You could write a book on Volkswagen's historic marketing masterstroke which turned a commercial van into a cultural icon. So it's a huge surprise that the future of the famous Camper looks so fragile... Much to the anguish of surfers across the world, the retro-styled Microbus concept of 2001 has been shelved.
It seems VW is not prepared to re-create the appeal of the original, and has gone instead for the soft option - the Camper has been reborn with the help of the current Caravelle.
Badged the California, the modern-day surf mobile is basically a heavily adapted van, much like the Sixties model. Up front, the standard Caravelle dashboard takes centre stage, but in the back everything is included - even the kitchen sink. There's also a fridge, twin gas hobs and a surprisingly comfortable fold-out double bed.
Much like its predecessors, the California's roof raises for more headroom and a second upper berth. A large awning also creates a sheltered area outside the sliding side door. Connect the VW to a campsite's utility supplies and you can be almost self-sufficient - all that's missing is a shower and toilet.
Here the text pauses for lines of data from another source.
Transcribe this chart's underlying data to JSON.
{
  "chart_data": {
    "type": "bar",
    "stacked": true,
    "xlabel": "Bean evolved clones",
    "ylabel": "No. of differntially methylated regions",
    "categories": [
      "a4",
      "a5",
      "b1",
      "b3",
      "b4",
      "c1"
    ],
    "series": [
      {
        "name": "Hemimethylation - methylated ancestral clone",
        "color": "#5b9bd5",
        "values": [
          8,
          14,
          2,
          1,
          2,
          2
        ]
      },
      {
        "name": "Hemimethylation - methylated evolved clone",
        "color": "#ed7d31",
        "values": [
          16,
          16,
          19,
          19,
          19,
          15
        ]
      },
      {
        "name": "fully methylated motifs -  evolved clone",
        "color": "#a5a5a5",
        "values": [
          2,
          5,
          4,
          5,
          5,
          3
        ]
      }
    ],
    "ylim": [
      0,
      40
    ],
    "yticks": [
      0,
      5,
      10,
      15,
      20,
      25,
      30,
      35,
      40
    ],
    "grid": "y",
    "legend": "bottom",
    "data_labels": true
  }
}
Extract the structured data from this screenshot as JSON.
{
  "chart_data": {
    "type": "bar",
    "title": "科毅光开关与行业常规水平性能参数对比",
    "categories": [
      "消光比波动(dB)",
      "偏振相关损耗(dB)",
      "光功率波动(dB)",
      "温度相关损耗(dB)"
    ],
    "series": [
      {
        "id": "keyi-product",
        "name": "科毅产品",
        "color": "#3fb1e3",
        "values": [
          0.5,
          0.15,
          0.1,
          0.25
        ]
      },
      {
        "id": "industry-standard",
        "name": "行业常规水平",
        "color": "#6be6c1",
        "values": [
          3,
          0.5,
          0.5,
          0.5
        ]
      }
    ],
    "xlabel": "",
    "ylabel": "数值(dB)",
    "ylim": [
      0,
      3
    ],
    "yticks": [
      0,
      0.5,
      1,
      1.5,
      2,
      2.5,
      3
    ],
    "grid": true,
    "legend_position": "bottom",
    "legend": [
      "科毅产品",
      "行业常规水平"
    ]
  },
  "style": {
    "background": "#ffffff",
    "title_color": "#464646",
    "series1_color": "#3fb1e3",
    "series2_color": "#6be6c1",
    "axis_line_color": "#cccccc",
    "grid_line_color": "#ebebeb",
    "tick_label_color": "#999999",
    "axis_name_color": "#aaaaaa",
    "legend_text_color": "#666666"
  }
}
Out on the road there are a few extra rattles from the accessories in the back, but the Volkswagen is a relaxed and comfortable long-distance cruiser. However, tackle a corner too quickly and both understeer and body roll will remind you that this VW is not as agile as your average car. Two diesel powerplants offer either 128bhp or 172bhp. Our test model was fitted with the stronger unit, but felt far from swift at low speeds. The short first and second gears make keeping up with city traffic a challenge. At £34,045, the entry-level California will set you back £6,350 more than the equivalent Caravelle, while the top-spec four-wheel-drive model is priced at £37,945.
Buyers will have to take a lot of weekends away before the California begins to make financial sense - but no doubt about it, there are few more comfortable ways to camp.